The picture of the car going east on the Tunnel Hill section down to Glenview looks about the same as it did in the early 1950's. I used to ride horseback along the same stretch into El Cajon to the Rock 'N' Ride horse show arena near the livestock auction yard to participate in the horse shows that were held there. I didn't have a horse trailer at the time so it was quite a ride over from San Vicente Valley (now Moreno Valley), compete in the horse show, and ride back home often with a couple of ribbons or a trophy.
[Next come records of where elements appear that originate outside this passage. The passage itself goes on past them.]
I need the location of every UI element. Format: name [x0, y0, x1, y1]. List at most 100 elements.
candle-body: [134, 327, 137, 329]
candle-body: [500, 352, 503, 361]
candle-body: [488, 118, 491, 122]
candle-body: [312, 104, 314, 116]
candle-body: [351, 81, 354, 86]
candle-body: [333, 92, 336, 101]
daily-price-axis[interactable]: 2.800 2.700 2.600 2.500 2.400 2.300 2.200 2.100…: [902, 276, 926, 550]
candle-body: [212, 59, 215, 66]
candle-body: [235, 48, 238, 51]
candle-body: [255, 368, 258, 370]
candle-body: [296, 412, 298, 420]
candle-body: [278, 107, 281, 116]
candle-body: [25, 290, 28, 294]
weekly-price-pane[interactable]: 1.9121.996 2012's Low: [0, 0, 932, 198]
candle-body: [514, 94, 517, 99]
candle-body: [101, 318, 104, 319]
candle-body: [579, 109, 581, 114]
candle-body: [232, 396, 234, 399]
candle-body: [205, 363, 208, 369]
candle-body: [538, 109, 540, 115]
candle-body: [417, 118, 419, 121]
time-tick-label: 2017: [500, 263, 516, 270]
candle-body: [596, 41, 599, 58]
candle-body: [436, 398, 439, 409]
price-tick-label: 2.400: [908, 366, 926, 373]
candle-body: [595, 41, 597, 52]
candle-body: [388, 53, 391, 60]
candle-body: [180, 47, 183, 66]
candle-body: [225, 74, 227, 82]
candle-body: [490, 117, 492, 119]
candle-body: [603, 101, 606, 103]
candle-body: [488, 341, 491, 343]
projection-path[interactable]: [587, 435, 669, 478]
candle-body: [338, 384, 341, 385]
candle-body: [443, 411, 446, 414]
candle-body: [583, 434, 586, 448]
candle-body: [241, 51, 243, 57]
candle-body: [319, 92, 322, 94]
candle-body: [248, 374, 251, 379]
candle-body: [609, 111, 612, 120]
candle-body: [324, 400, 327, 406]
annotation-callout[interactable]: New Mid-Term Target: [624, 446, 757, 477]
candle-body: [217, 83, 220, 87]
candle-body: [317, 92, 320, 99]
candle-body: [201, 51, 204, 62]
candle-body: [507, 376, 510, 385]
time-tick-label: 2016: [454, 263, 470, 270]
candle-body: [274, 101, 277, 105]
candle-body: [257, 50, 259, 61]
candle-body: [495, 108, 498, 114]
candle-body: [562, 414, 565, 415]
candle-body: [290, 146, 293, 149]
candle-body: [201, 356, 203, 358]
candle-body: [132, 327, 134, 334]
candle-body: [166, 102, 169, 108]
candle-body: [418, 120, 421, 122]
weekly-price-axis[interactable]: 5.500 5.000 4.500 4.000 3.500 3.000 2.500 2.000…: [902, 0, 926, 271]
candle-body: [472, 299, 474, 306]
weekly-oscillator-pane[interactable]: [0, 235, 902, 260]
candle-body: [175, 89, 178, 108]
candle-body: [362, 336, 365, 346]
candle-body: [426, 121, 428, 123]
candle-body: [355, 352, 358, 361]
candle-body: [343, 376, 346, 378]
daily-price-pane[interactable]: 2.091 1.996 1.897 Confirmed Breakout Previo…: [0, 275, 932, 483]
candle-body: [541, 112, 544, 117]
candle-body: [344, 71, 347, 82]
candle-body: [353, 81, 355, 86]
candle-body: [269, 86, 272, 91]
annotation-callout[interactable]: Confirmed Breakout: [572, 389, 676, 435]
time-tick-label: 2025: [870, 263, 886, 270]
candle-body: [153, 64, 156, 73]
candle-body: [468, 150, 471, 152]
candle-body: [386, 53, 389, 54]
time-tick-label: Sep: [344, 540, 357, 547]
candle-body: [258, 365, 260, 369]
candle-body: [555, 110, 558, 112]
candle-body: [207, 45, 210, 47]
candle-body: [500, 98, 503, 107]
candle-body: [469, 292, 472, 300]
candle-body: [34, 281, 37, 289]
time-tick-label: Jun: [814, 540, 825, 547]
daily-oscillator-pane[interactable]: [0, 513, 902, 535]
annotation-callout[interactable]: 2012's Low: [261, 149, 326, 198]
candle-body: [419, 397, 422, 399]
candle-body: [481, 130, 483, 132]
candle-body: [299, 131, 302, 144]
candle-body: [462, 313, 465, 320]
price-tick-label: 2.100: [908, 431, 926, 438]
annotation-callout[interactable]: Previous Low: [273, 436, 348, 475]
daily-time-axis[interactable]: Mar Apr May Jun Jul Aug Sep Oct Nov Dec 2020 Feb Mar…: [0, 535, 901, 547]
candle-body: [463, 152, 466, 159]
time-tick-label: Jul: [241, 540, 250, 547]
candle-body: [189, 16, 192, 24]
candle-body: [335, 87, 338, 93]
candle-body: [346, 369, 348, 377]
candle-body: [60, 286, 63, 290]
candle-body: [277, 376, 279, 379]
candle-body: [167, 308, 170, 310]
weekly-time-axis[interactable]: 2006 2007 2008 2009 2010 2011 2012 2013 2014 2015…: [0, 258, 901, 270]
During my senior year at Grossmont High School, and the summer following, I worked up in Descanso at the Sessions Registered Hereford Cattle Ranch which meant driving back and forth on Old Highway 80; and, frequently with a truck full of the registered cattle as the ranch leased land in the San Vicente Valley for cow/calf grazing.
The old Viejas Grade was rather twisty and narrow and the big double trailer hay trucks coming up out of Imperial Valley to the Imperial Valley Hay Growers yard in El Cajon would sometimes hit those curves a bit hard and spill a good part of their load. By law, they were obliged to clean it off of the highway but the rest of it was "free scramble" for anyone who could reach it and load it on to their own truck or trailer. Those little forays helped out on the feed bill for my own livestock.
The west end of Old Highway 80 (El Cajon Blvd.) where it ended at Park Blvd. in San Diego, was familiar territory to me during the WWII years as we lived a few blocks off of El Cajon Blvd. on 35th Street. We went into downtown San Diego on the old street cars that ran down the Boulevard (Highway 80) because enough gas wasn't always available even with the ration stamps. I can still hear in my memory the "Clang, clang, clang went the trolley. Ding, ding, ding went the bell" [like was sung by Judy Garland].
Main Street in El Cajon was Highway 80 with all the big agriculture rigs going through town, plus the east/west distance travelers and also the local traffic. Despite all these wheels turning, El Cajon had one traffic light located at Main Street and Magnolia Avenue. And you know what? It wasn't at all difficult to get where you were going and on time as well!